Marching to the Gendarmes

Our fearful leader heading up into Heaven

where he become positively Angelic
then hucked his carc....

and was proud to finally be a ski-breaker!
Speaking of hucking, Christian decided that this OMA (Old Man Air) wasn't enough, and decided to go big.  Here's the sequence:
Rockin on down, getting ready to fly

so excited he's flapping his wings in anticipation....

then becomes a veritable jet! 

The shot of the trip.  

The cratering-in on the dead flat surface. I thought I had just witnessed a paralysis!  

But Ullr the snow god smiled on the fair Christian, and with a bit of a sore back and neck he was railing the next day!

I decided to shoot the tube....

And our weather improved again so we could go up high....
and feel pretty small.....

it wasn't super steep skiing....

but was pretty sublime.
little person, big mountains

snacking, something we do well
Ash in her element
Near the top of Sentinel Peak, which looms above the hut
Gay Flat Powder Canadian style

Wind sculpted old ski tracks...
including pole plants....
Sarah and Christian on top of the world
And Mark well below that, getting our drinking water.  
Team Voile, stoked about our most-excellent V6's, which were perfect for the variable conditions we had
scruffy folks, phun times
with a special visit by the local clown!
No trip is complete without the gratuitous hut kicker fest, so I invoked some long lost gags from the bag:

And while we waited for the heli to whisk us back to cilivization, Austin (who had never toured before, yet slayed it!) took advantage of the deep-snowpack trench to gap huck....

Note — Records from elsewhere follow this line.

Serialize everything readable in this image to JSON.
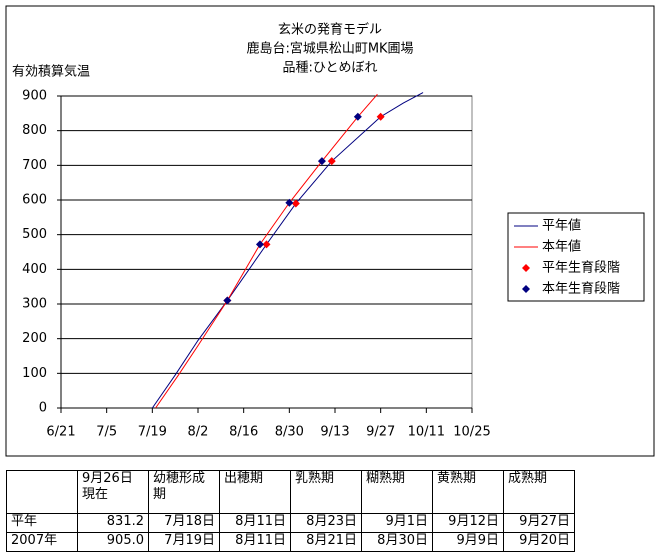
{
  "chart_data": {
    "type": "line",
    "title": [
      "玄米の発育モデル",
      "鹿島台:宮城県松山町MK圃場",
      "品種:ひとめぼれ"
    ],
    "y_label": "有効積算気温",
    "xlim": [
      "6/21",
      "10/25"
    ],
    "xticks": [
      "6/21",
      "7/5",
      "7/19",
      "8/2",
      "8/16",
      "8/30",
      "9/13",
      "9/27",
      "10/11",
      "10/25"
    ],
    "ylim": [
      0,
      900
    ],
    "yticks": [
      0,
      100,
      200,
      300,
      400,
      500,
      600,
      700,
      800,
      900
    ],
    "grid": true,
    "legend": "right",
    "series": [
      {
        "name": "平年値",
        "color": "#000080",
        "type": "line",
        "x": [
          "7/19",
          "7/26",
          "8/2",
          "8/11",
          "8/23",
          "9/1",
          "9/12",
          "9/27",
          "10/4",
          "10/10"
        ],
        "values": [
          0,
          95,
          195,
          310,
          472,
          590,
          712,
          840,
          880,
          910
        ]
      },
      {
        "name": "本年値",
        "color": "#ff0000",
        "type": "line",
        "x": [
          "7/20",
          "7/27",
          "8/2",
          "8/11",
          "8/21",
          "8/30",
          "9/9",
          "9/20",
          "9/26"
        ],
        "values": [
          0,
          95,
          180,
          310,
          472,
          592,
          712,
          840,
          905
        ]
      },
      {
        "name": "平年生育段階",
        "color": "#ff0000",
        "type": "scatter",
        "x": [
          "8/11",
          "8/23",
          "9/1",
          "9/12",
          "9/27"
        ],
        "values": [
          310,
          472,
          590,
          712,
          840
        ]
      },
      {
        "name": "本年生育段階",
        "color": "#000080",
        "type": "scatter",
        "x": [
          "8/11",
          "8/21",
          "8/30",
          "9/9",
          "9/20"
        ],
        "values": [
          310,
          472,
          592,
          712,
          840
        ]
      }
    ]
  },
  "table": {
    "header": [
      "",
      "9月26日\n現在",
      "幼穂形成期",
      "出穂期",
      "乳熟期",
      "糊熟期",
      "黄熟期",
      "成熟期"
    ],
    "rows": [
      [
        "平年",
        "831.2",
        "7月18日",
        "8月11日",
        "8月23日",
        "9月1日",
        "9月12日",
        "9月27日"
      ],
      [
        "2007年",
        "905.0",
        "7月19日",
        "8月11日",
        "8月21日",
        "8月30日",
        "9月9日",
        "9月20日"
      ]
    ]
  }
}
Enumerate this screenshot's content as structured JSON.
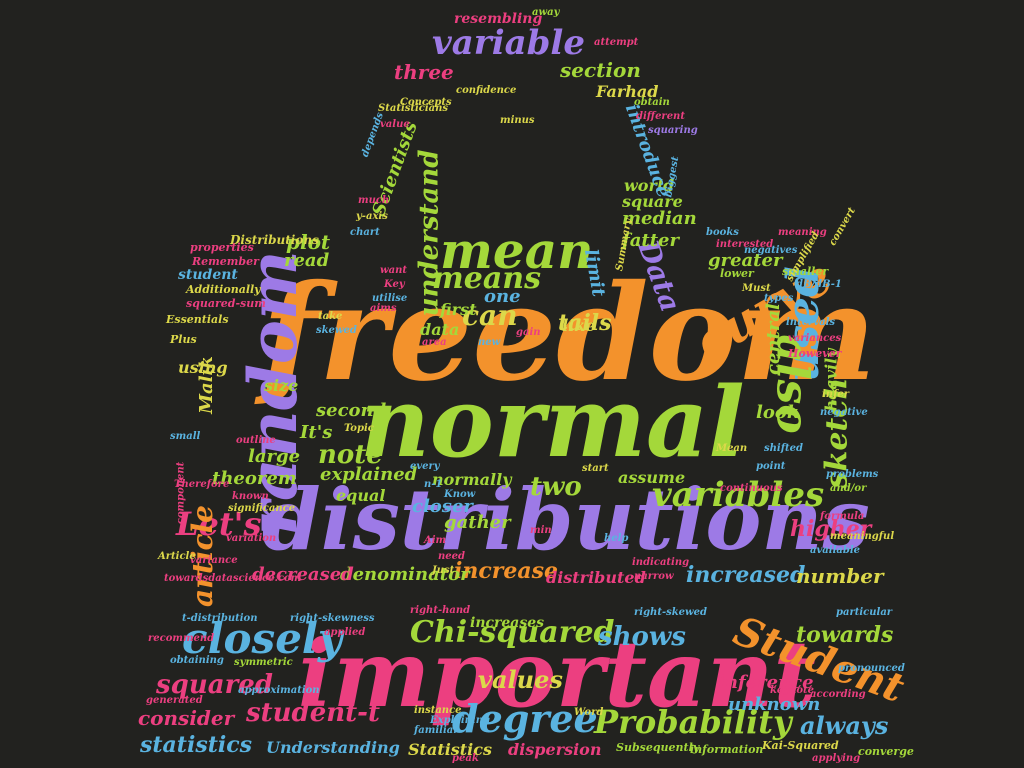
{
  "word_cloud": {
    "background": "#22221f",
    "palette": {
      "orange": "#f3922c",
      "green": "#a4d83a",
      "purple": "#9d7ae6",
      "pink": "#ec3f80",
      "blue": "#5ab3e0",
      "yellow": "#dcd84a"
    },
    "words": {
      "freedom": "freedom",
      "normal": "normal",
      "distributions": "distributions",
      "important": "important",
      "random": "random",
      "mean": "mean",
      "curve": "curve",
      "used": "used",
      "also": "also",
      "variables": "variables",
      "student": "Student",
      "chi_squared": "Chi-squared",
      "closely": "closely",
      "probability": "Probability",
      "degree": "degree",
      "variable": "variable",
      "lets": "Let's",
      "article": "article",
      "sketch": "sketch",
      "means": "means",
      "can": "can",
      "understand": "understand",
      "data": "Data",
      "note": "note",
      "tails": "tails",
      "squared": "squared",
      "student_t": "student-t",
      "towards": "towards",
      "shows": "shows",
      "always": "always",
      "statistics": "statistics",
      "values": "values",
      "higher": "higher",
      "increased": "increased",
      "increase": "increase",
      "number": "number",
      "consider": "consider",
      "inference": "inference",
      "unknown": "unknown",
      "section": "section",
      "three": "three",
      "plot": "plot",
      "read": "read",
      "two": "two",
      "one": "one",
      "first": "first",
      "data2": "data",
      "second": "second",
      "size": "size",
      "large": "large",
      "theorem": "theorem",
      "explained": "explained",
      "equal": "equal",
      "closer": "closer",
      "gather": "gather",
      "normally": "normally",
      "assume": "assume",
      "distributed": "distributed",
      "denominator": "denominator",
      "decreased": "decreased",
      "fatter": "fatter",
      "median": "median",
      "square": "square",
      "world": "world",
      "limit": "limit",
      "like": "like",
      "greater": "greater",
      "central": "central",
      "heavily": "heavily",
      "look": "look",
      "its": "It's",
      "introduce": "introduce",
      "farhad": "Farhad",
      "scientists": "Scientists",
      "resembling": "resembling",
      "understanding": "Understanding",
      "statistics2": "Statistics",
      "dispersion": "dispersion",
      "increases": "increases",
      "malik": "Malik",
      "using": "using",
      "towardsdatascience": "towardsdatascience.com",
      "variance": "variance",
      "distributions_small": "Distributions",
      "properties": "properties",
      "remember": "Remember",
      "additionally": "Additionally",
      "essentials": "Essentials",
      "plus": "Plus",
      "student_small": "student",
      "squared_sum": "squared-sum",
      "t_distribution": "t-distribution",
      "right_skewness": "right-skewness",
      "right_hand": "right-hand",
      "right_skewed": "right-skewed",
      "applied": "applied",
      "obtaining": "obtaining",
      "symmetric": "symmetric",
      "approximation": "approximation",
      "generated": "generated",
      "recommend": "recommend",
      "familiar": "familiar",
      "explaining": "Explaining",
      "instance": "instance",
      "peak": "peak",
      "word": "Word",
      "subsequently": "Subsequently",
      "information": "information",
      "kai_squared": "Kai-Squared",
      "converge": "converge",
      "applying": "applying",
      "keynote": "keynote",
      "according": "according",
      "pronounced": "pronounced",
      "particular": "particular",
      "meaningful": "meaningful",
      "available": "available",
      "formula": "formula",
      "problems": "problems",
      "continuous": "continuous",
      "point": "point",
      "mean_small": "Mean",
      "however": "However",
      "variances": "variances",
      "negative": "negative",
      "infer": "infer",
      "intervals": "intervals",
      "smaller": "smaller",
      "lower": "lower",
      "must": "Must",
      "types": "types",
      "negatives": "negatives",
      "meaning": "meaning",
      "convert": "convert",
      "simplified": "simplified",
      "books": "books",
      "interested": "interested",
      "concepts": "Concepts",
      "confidence": "confidence",
      "obtain": "obtain",
      "different": "different",
      "squaring": "squaring",
      "attempt": "attempt",
      "away": "away",
      "biggest": "biggest",
      "value": "value",
      "statisticians": "Statisticians",
      "depends": "depends",
      "much": "much",
      "y_axis": "y-axis",
      "chart": "chart",
      "want": "want",
      "key": "Key",
      "utilise": "utilise",
      "aims": "aims",
      "take": "take",
      "skewed": "skewed",
      "area": "area",
      "topic": "Topic",
      "outline": "outline",
      "known": "known",
      "significance": "significance",
      "small": "small",
      "therefore": "Therefore",
      "component": "component",
      "article_cap": "Article",
      "aim": "Aim",
      "just": "Just",
      "need": "need",
      "min": "min",
      "know": "Know",
      "start": "start",
      "help": "help",
      "narrow": "narrow",
      "indicating": "indicating",
      "minus": "minus",
      "every": "every",
      "n_1": "n-1",
      "summary": "Summary",
      "gain": "gain",
      "shifted": "shifted",
      "and_or": "and/or",
      "db_db_1": "dB/dB-1",
      "variation": "variation",
      "new": "new"
    }
  }
}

and thus we were done.  Fairy Meadows isn't the most skiable hut we've been to, but the infamous craggy terrain is pretty ridonculous.

Then back to the humdrum Wasatch...

Our fellow hutmates  -from the Northwest - turned out to be stellar photographers, and for mo bettah scenic shots of the area here are a couple of links to their sites to get a better sense of the terrain and see pics of people you don't know.

Thanks again to Elliot for having the foresight - and luck - to get the hut late season (and in a challenging Wasatch season!), organizing the trip, putting together a great crew, and inviting us!